2012-11-12 14:31:29

Nove anni fa la strage di Nassiriya. L'Italia ricorda i suoi caduti in missioni di pace


Nove anni fa, avveniva la strage di Nassiriya: un violento attentato al contingente militare italiano in Iraq provocò la morte di 28 persone, tra cui 19 carabinieri. Da quattro anni, ogni 12 novembre si celebra la Giornata del ricordo dei caduti militari e civili nelle missioni internazionali di pace. Commozione è stata espressa dal presidente della Repubblica, Giorgio Napolitano, mentre a Roma, presso la Basilica di Santa Maria in Aracaoeli, l’arcivescovo, ordinario militare, mons. Vincenzo Pelvi ha presieduto una celebrazione eucaristica. "I caduti in missione di pace – ha detto – non moriranno mai". Al microfono di Paolo Ondarza, la riflessione di mons. Franco Sardi Sartori, cappellano del Quirinale:RealAudioMP3

R. – Oggi, ricordiamo tutti i militari di tutte le armi e anche i civili che hanno partecipato a queste missioni. Ricordiamo, infatti, che nel primo grande gruppo dei caduti di Nassirya c’erano anche civili, che operavano all’interno della missione.

D. – Perché è importante ricordarli?

R. – Perché chi compie opere buone, va ricordato. Il Signore sicuramente annota nel libro della vita tutti questi gesti. E’ bene, però, che anche la società si ricordi di loro, perché se ciascuno – familiari, amici o commilitoni – porta da solo la propria croce nelle proprie case, si finisce per pensare che i grandi sacrifici dei caduti siano dimenticati. Invece, è importante che la società ricordi il loro martirio, il loro sacrificio, la loro dedizione.

D. – Oggi, la società non riconosce sufficientemente il valore di questi caduti?

R. – Non credo. Al di là di frange, credo che complessivamente la gran parte degli italiani comprenda questi sacrifici.

D. – Tra i caduti che oggi ricordiamo, tra queste persone, ce ne sono alcune che si sono distinte per la loro testimonianza cristiana?

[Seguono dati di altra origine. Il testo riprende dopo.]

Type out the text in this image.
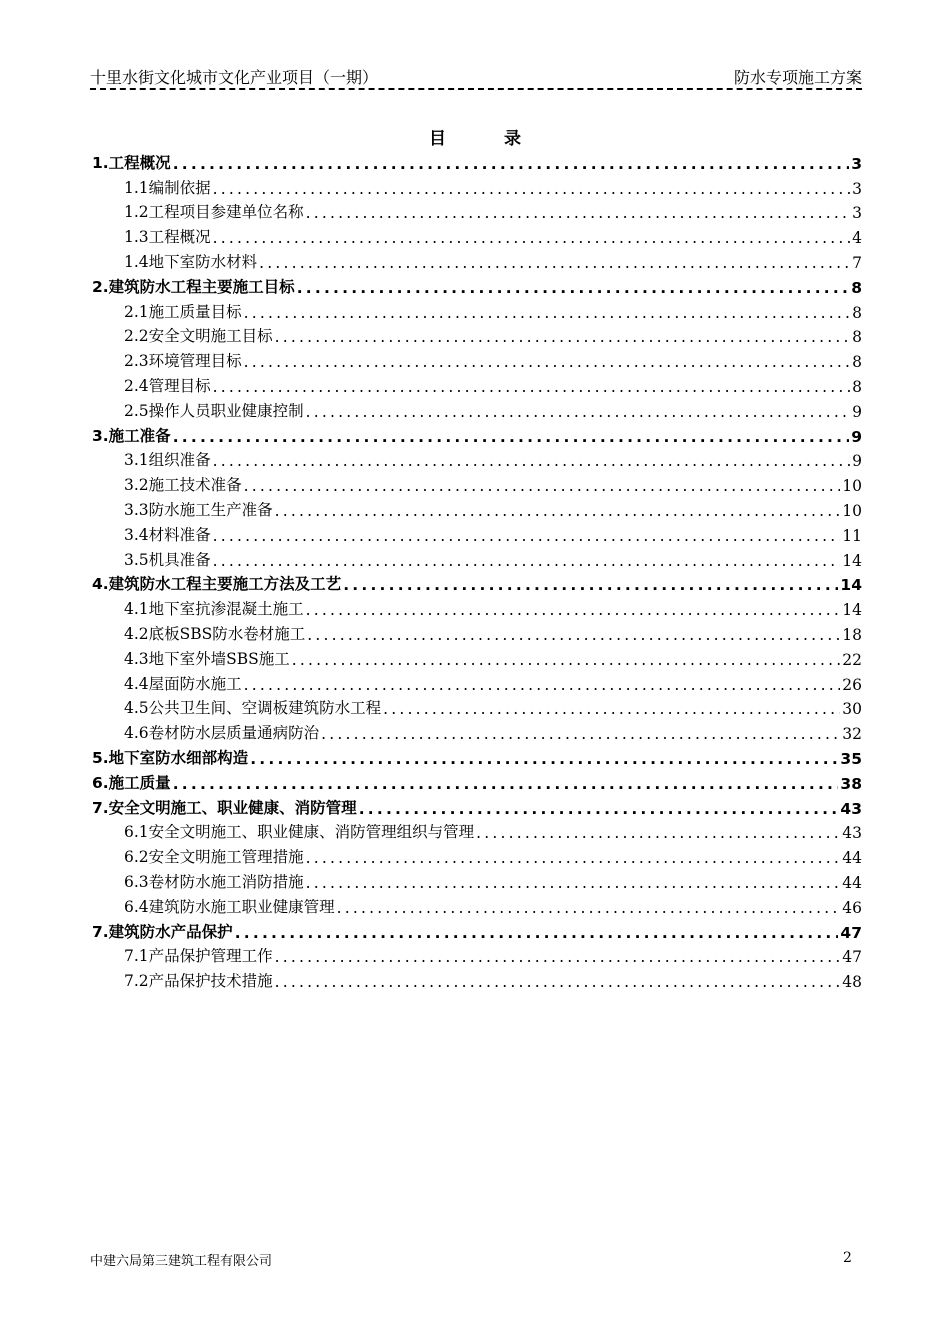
十里水街文化城市文化产业项目（一期）	防水专项施工方案
目 录
1.工程概况 .....	3
1.1编制依据 .....	3
1.2工程项目参建单位名称 .....	3
1.3工程概况 .....	4
1.4地下室防水材料 .....	7
2.建筑防水工程主要施工目标 .....	8
2.1施工质量目标 .....	8
2.2安全文明施工目标 .....	8
2.3环境管理目标 .....	8
2.4管理目标 .....	8
2.5操作人员职业健康控制 .....	9
3.施工准备 .....	9
3.1组织准备 .....	9
3.2施工技术准备 .....	10
3.3防水施工生产准备 .....	10
3.4材料准备 .....	11
3.5机具准备 .....	14
4.建筑防水工程主要施工方法及工艺 .....	14
4.1地下室抗渗混凝土施工 .....	14
4.2底板SBS防水卷材施工 .....	18
4.3地下室外墙SBS施工 .....	22
4.4屋面防水施工 .....	26
4.5公共卫生间、空调板建筑防水工程 .....	30
4.6卷材防水层质量通病防治 .....	32
5.地下室防水细部构造 .....	35
6.施工质量 .....	38
7.安全文明施工、职业健康、消防管理 .....	43
6.1安全文明施工、职业健康、消防管理组织与管理 .....	43
6.2安全文明施工管理措施 .....	44
6.3卷材防水施工消防措施 .....	44
6.4建筑防水施工职业健康管理 .....	46
7.建筑防水产品保护 .....	47
7.1产品保护管理工作 .....	47
7.2产品保护技术措施 .....	48
中建六局第三建筑工程有限公司	2
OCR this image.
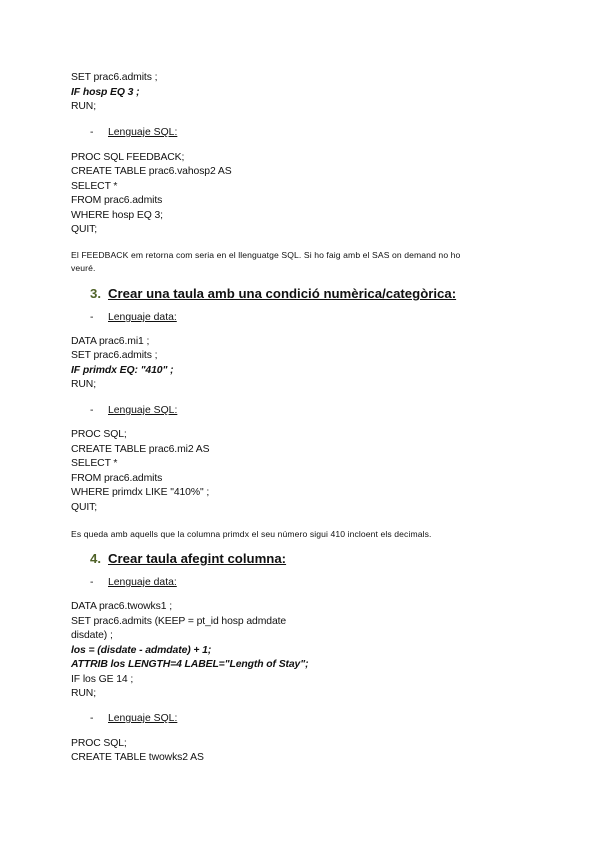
SET prac6.admits ;
IF hosp EQ 3 ;
RUN;
- Lenguaje SQL:
PROC SQL FEEDBACK;
CREATE TABLE prac6.vahosp2 AS
SELECT *
FROM prac6.admits
WHERE hosp EQ 3;
QUIT;
El FEEDBACK em retorna com seria en el llenguatge SQL. Si ho faig amb el SAS on demand no ho
veuré.
3. Crear una taula amb una condició numèrica/categòrica:
- Lenguaje data:
DATA prac6.mi1 ;
SET prac6.admits ;
IF primdx EQ: "410" ;
RUN;
- Lenguaje SQL:
PROC SQL;
CREATE TABLE prac6.mi2 AS
SELECT *
FROM prac6.admits
WHERE primdx LIKE "410%" ;
QUIT;
Es queda amb aquells que la columna primdx el seu número sigui 410 incloent els decimals.
4. Crear taula afegint columna:
- Lenguaje data:
DATA prac6.twowks1 ;
SET prac6.admits (KEEP = pt_id hosp admdate
disdate) ;
los = (disdate - admdate) + 1;
ATTRIB los LENGTH=4 LABEL="Length of Stay";
IF los GE 14 ;
RUN;
- Lenguaje SQL:
PROC SQL;
CREATE TABLE twowks2 AS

R. – Mi verrebbe da dire tutti, anche se so che dire tutti, vuol dire banalizzare. E’ difficile che, nell’arco di una missione di pace, non ci sia una fetta di militari che costruisce un ponte di carità, di affetto, di stima, di amore verso le frange sociali più deboli del luogo in cui si svolge il loro servizio e che non continui poi anche dopo – finita la missione – a conservare questi legami con adozioni a distanza, sostegno per iniziative sanitarie, scolastiche, lavorative. Tutte queste non si conoscono perché fanno rientrano in un ambito privato, segreto, riservato, personale della vita dei militari. Ho presente in questo momento la vedova di qualcuno di loro, che continua anche oggi continua a portare avanti l’impegno che aveva preso il marito, che ovviamente ora non c’è più.

D. – Lei, non a caso, ha parlato di martirio. Si può vivere e portare il Vangelo anche in contesti di guerra?

R. – Fondamentalmente, il soldato va lì per fare il soldato. Dopo di che, dal farlo solo per adempiere a un ordine al farlo con una ricchezza interiore, che dà anche una valenza spirituale alla propria missione, il passaggio è semplice.

D. – In occasione dell’Anno della Fede in corso, l’Ordinariato militare ha lanciato l’iniziativa “Testimoni della fede nel mondo militare”, per far conoscere questi testimoni, perché ce ne sono stati e, probabilmente, continuano ad essercene molti...

R. – Sì, parliamo di figure altissime come Papa Giovanni XXIII, che è stato soldato caporale sergente dell’allora 73.mo Reggimento Fanteria dal 1901 al 1902 e tenente cappellano all’ospedale militare di Bergamo dal 1915 al 1917. O don Gnocchi, che è pure Beato, e fu cappellano militare egli Alpini. Ci sono poi anche tanti soldati, che hanno dato un’intonazione alla loro vita, che era caratterizzata dal carisma cristiano: sono esperienze di grande eroismo, dove alla grande qualità e professionalità del militare si aggiunge quell’impegno di fede, che produce un’autentica testimonianza cristiana.